Revolt: How Kurson Buried the New York Times Editorial Page

The New York Observer has made a huge splash with an investigative story by editor Ken Kurson on internal tensions at the New York Times. According to Kurson’s story, the Times‘ reporters have growing contempt for the “tyranny and lethargy” of the paper’s editorial page, which is not only badly run but rarely read under Andrew Rosenthal. The Internet has lit up with debate about the story–and no small degree of delight.

The controversy has everything that the new media universe loves: gossip, rivalry, and a shot at “the man”–or the Grey Lady, in this instance. Yet is the story, beneath it all, just a case of rivalry between New York papers? No way, says Kurson, who spoke to Breitbart News about the story. 

“I don’t consider it a ‘hit’ piece at all,” he says. “I’ve been a loyal Times subscriber, reader, and occasional writer for twenty-plus years.

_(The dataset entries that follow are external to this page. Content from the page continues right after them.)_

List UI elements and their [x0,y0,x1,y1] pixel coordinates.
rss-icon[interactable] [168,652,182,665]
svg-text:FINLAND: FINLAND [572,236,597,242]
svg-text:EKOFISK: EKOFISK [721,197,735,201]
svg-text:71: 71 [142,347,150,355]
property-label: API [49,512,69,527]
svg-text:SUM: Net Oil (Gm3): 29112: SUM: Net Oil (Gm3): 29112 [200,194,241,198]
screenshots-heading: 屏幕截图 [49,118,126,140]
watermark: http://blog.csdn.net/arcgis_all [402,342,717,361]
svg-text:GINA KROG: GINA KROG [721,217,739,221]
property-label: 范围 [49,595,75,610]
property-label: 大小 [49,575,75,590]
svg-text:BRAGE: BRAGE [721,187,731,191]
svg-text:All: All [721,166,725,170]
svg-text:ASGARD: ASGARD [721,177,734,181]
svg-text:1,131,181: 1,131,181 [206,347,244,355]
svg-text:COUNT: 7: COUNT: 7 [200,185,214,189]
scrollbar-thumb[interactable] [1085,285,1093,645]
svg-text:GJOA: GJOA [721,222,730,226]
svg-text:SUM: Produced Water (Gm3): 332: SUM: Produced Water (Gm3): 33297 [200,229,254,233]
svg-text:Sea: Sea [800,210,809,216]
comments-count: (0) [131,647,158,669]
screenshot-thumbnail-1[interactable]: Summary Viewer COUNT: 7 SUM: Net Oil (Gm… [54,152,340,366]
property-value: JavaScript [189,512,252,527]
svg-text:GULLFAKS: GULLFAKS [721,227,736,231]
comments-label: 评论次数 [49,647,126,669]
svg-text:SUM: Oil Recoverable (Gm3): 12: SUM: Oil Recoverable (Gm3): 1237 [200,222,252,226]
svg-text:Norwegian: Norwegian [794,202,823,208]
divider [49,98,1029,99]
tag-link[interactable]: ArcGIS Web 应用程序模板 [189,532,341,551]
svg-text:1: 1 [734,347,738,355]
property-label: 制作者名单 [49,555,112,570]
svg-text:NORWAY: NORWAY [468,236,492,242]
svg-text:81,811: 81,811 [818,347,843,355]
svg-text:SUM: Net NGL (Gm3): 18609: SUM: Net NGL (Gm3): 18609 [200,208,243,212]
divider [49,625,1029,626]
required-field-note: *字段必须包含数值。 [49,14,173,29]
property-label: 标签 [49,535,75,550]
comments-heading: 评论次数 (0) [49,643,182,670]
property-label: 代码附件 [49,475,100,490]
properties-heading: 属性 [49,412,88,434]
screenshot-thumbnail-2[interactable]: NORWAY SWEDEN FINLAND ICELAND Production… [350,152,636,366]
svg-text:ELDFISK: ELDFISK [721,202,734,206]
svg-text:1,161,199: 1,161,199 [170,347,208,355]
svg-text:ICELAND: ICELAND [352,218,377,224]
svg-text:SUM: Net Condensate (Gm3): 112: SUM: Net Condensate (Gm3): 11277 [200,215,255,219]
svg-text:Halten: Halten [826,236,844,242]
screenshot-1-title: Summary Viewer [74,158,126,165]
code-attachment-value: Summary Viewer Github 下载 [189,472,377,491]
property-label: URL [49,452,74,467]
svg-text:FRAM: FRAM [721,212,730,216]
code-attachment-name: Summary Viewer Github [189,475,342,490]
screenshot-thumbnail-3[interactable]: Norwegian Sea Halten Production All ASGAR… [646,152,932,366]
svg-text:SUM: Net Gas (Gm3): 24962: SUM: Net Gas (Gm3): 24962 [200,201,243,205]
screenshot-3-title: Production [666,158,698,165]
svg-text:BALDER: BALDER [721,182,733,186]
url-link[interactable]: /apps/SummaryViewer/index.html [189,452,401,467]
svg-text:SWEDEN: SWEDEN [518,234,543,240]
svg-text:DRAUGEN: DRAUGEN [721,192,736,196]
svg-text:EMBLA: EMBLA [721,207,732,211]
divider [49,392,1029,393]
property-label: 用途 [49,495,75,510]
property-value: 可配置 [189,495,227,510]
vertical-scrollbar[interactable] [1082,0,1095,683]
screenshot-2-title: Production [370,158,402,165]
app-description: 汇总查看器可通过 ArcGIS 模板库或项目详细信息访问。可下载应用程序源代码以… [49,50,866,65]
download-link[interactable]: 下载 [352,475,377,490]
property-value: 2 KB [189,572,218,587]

It’s indispensable.

“But I got a tip–a phone call out of the blue from a Times reporter –about the growing frustration among reporters that the news side has improved in section after section but that the edit page was stubbornly refusing to budge. I called a couple other reporters, mostly at random. Every single one had his or her own tale of either funny and petty behavior or more troubling stuff. 

“I reported this for six weeks and by the end, reporters and former reporters were calling me, trying to add their two cents.” 

It was a story literally begging to be written.

There is tension at other papers, too: the Wall Street Journal‘s editorial page is infamously more conservative than its news sections. Yet the Journal‘s editorials manage to remain relevant. One of the more striking signs of the Times‘ decline is that its endorsements made no difference in local elections in 2013. The problems at the Times are about more than such political differences: they are primarily about quality, and management. 

Yet the attempt to dictate to reality from an executive perch is a management habit peculiar to the political class that now governs us. In that, the political agenda of the New York Times is central to its ongoing failures.